The merger was met with more resignation than outrage, partly because such mergers are not uncommon in the profession and are often fruitful cross-pollinations of talent. But also because sadly, despite the public’s embrace and industry accolades, the design ambition of Donovan Hill has allowed their merger to be reduced to a parable, a lesson in the consequence of flying too close to the sun.

But Donovan Hill weren’t colouring outside the lines of industry standards, from the beginning the firm upheld principles of respect for and collaboration with all stakeholders in the design process. The C-House was a formative project in this regard, the client was also its builder and the result led the firm to question the assumption that conflict is inevitable in the delivery of projects. They continued to operate on these principles and that inclusive process meant their enduring design ideals are robust and multi-faceted.

Donovan Hill balanced a series of contradictions, they were articulate theoretically but their designs required immersion within the messiness of modern construction.
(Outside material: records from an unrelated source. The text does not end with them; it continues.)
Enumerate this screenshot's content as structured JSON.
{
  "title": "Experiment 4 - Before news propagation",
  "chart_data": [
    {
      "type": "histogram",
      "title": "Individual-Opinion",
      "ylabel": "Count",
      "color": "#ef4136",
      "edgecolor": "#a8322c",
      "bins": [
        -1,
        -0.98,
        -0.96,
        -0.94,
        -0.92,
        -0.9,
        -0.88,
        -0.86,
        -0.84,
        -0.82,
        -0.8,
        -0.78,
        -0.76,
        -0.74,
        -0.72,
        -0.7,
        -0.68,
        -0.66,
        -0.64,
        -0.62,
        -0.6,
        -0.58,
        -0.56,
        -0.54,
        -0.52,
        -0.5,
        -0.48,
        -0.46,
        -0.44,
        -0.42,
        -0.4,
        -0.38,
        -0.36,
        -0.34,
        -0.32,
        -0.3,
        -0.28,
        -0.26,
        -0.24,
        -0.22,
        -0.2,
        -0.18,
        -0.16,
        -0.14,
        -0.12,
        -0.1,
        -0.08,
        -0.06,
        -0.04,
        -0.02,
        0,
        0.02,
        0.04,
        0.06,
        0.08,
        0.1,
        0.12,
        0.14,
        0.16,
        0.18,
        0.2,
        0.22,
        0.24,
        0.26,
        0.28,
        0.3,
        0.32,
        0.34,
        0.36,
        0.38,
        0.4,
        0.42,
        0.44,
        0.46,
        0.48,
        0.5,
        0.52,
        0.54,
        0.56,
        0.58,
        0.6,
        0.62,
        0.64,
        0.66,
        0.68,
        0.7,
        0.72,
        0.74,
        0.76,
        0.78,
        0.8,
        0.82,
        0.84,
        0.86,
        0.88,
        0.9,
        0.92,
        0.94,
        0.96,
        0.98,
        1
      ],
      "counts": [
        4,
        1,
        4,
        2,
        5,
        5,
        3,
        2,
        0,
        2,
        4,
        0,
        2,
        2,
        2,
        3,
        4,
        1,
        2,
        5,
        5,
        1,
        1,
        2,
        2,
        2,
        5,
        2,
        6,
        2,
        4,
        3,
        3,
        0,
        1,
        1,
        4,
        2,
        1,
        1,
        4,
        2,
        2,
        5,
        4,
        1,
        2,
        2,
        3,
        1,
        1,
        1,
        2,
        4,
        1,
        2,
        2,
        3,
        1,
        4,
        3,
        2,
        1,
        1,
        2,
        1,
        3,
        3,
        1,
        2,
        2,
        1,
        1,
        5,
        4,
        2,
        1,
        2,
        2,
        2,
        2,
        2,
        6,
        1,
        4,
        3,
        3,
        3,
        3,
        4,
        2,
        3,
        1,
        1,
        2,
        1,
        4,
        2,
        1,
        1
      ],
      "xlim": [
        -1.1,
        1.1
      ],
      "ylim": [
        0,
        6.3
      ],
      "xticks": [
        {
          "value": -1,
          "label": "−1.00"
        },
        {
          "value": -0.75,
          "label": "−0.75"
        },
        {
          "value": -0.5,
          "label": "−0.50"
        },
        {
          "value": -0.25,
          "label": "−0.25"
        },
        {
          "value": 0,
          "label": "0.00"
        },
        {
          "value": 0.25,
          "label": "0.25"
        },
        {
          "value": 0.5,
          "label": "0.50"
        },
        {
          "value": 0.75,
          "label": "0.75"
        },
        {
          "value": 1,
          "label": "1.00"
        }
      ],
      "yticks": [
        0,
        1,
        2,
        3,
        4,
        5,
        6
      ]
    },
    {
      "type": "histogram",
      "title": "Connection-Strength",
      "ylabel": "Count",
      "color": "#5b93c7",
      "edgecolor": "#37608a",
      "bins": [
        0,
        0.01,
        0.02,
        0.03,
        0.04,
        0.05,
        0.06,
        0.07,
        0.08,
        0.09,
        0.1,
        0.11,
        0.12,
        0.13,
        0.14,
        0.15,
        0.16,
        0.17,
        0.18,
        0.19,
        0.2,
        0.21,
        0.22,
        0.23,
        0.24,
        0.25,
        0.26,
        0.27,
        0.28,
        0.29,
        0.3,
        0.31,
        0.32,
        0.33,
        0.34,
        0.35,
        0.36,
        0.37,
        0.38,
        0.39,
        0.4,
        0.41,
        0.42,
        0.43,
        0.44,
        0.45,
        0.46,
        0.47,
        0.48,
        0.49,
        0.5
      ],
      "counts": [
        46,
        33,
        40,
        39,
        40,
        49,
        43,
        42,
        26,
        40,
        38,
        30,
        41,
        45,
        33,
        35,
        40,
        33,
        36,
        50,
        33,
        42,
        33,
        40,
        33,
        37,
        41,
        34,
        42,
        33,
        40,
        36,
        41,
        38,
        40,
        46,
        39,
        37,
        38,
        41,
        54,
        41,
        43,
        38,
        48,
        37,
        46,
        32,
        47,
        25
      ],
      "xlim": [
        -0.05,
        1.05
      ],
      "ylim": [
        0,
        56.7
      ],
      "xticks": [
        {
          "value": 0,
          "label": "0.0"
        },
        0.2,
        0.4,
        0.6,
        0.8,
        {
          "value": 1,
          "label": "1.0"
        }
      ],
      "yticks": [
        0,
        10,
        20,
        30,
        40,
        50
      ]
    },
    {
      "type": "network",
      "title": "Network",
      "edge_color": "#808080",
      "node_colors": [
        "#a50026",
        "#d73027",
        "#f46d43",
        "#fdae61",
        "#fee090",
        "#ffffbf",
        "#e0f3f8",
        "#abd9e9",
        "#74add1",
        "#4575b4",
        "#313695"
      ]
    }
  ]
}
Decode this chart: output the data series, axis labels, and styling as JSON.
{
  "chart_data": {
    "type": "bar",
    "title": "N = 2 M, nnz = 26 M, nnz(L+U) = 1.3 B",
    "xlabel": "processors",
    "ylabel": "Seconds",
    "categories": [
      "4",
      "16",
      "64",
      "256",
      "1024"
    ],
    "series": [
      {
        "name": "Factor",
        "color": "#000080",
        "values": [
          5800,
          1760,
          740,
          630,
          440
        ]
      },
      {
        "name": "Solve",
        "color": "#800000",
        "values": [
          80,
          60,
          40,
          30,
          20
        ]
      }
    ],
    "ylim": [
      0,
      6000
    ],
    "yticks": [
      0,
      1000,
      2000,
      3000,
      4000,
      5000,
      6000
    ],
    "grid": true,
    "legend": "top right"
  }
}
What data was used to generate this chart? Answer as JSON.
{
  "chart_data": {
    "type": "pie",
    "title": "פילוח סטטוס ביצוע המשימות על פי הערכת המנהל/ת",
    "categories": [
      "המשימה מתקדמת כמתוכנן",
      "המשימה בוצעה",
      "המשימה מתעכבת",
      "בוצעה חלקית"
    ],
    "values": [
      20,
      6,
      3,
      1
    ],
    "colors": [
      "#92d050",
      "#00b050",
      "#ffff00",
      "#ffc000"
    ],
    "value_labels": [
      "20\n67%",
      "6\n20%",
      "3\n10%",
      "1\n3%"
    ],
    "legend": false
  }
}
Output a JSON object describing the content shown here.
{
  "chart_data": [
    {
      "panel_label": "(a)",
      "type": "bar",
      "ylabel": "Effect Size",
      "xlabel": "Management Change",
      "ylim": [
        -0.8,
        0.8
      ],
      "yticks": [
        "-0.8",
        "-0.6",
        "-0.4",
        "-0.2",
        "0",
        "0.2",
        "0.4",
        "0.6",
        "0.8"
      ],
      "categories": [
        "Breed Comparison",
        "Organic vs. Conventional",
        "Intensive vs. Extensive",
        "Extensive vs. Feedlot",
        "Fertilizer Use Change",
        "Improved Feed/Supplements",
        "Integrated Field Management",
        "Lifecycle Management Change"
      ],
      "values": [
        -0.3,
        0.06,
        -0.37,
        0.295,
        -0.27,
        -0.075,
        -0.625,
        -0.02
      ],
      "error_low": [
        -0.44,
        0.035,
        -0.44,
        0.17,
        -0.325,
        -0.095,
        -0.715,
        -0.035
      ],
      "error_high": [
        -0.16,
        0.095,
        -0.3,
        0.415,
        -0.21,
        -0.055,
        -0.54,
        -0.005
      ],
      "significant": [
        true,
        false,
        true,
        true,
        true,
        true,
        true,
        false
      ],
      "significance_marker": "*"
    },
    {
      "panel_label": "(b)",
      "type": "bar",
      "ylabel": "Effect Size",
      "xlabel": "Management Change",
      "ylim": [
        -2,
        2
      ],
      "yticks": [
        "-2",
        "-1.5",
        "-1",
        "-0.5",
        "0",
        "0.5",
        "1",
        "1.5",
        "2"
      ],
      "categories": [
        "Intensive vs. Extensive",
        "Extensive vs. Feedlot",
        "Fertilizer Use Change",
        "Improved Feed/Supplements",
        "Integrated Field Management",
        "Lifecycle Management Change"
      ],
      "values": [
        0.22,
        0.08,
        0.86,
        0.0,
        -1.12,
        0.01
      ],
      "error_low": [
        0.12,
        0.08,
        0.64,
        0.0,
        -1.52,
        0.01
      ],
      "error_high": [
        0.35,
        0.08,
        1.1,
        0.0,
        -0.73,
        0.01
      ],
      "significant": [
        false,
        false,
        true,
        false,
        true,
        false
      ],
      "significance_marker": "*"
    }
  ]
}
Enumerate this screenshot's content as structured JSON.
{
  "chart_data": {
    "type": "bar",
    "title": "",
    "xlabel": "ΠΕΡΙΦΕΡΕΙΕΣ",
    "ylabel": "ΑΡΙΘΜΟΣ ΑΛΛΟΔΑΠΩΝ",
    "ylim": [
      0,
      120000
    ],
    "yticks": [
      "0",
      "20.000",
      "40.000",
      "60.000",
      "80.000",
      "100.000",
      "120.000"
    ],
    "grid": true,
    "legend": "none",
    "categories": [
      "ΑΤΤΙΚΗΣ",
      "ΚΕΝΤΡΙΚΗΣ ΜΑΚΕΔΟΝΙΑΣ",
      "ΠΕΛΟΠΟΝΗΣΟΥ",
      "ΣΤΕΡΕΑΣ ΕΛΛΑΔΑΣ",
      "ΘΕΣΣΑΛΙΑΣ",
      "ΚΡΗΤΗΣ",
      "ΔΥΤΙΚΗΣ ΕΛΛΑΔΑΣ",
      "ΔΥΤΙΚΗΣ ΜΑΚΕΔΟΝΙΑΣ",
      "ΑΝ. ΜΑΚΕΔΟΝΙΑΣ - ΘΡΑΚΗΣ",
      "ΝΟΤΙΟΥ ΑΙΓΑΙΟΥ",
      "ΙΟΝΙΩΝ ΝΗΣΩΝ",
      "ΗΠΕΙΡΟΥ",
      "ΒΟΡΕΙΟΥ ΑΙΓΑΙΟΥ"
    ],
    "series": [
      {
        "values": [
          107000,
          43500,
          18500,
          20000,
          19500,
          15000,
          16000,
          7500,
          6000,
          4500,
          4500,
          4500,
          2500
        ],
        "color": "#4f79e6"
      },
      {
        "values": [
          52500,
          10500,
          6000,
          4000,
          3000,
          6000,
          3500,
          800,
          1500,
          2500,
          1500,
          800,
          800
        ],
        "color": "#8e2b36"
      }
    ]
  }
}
They were the flagship practice in a stable of firms marketed as embodying a modernised Queensland tradition but they consciously avoided being set into this lineage.

Interior living space of the Happy Haus; Image courtesy of Donovan Hill

Interior living space of the Happy Haus; Image courtesy of Donovan Hill

That they practised in Brisbane primarily, makes them a Queensland practice but their work is not neatly ‘of Queensland’; belonging to a subtext whose protagonists are more internationally focused, the post-war architects such as Job and Froud and the esteemed and sadly, recently deceased architect Robin Gibson – rather than the colonial era architecture of the venerated Robin Dods or more contemporary ‘regionalists’ such as Rex Addison.

Traditionally Queensland’s architecture is defined by its treatment of timber and the firm’s work is an exemplar of contemporary timber craftsmanship but they would prefer to be remembered for the collaborative approach that facilitated this attention to craft. Donovan Hill more often exploited the qualities of concrete, grafting built form to the landscape, rather than floating timbers above it.

Donovan Hill decisively shifted the professional and the public conversation forward from the reheated dichotomy of modernism and the Queensland vernacular tradition. Their architecture does not reject its context but asserts constructive criticism, all the more potent by the glimpses of the sublime it provides in its habitation. Many former staff members of Donovan Hill have formed their own practices in Brisbane; these include Angus Munro (Marc & Co), Adrian Spence (Richards and Spence), Kim Baber (Baber Studio) and Jodie Cummins (Redcoop). These firms now form part of a generation producing quality work that is confidently of its place, both in Queensland and within the wider region.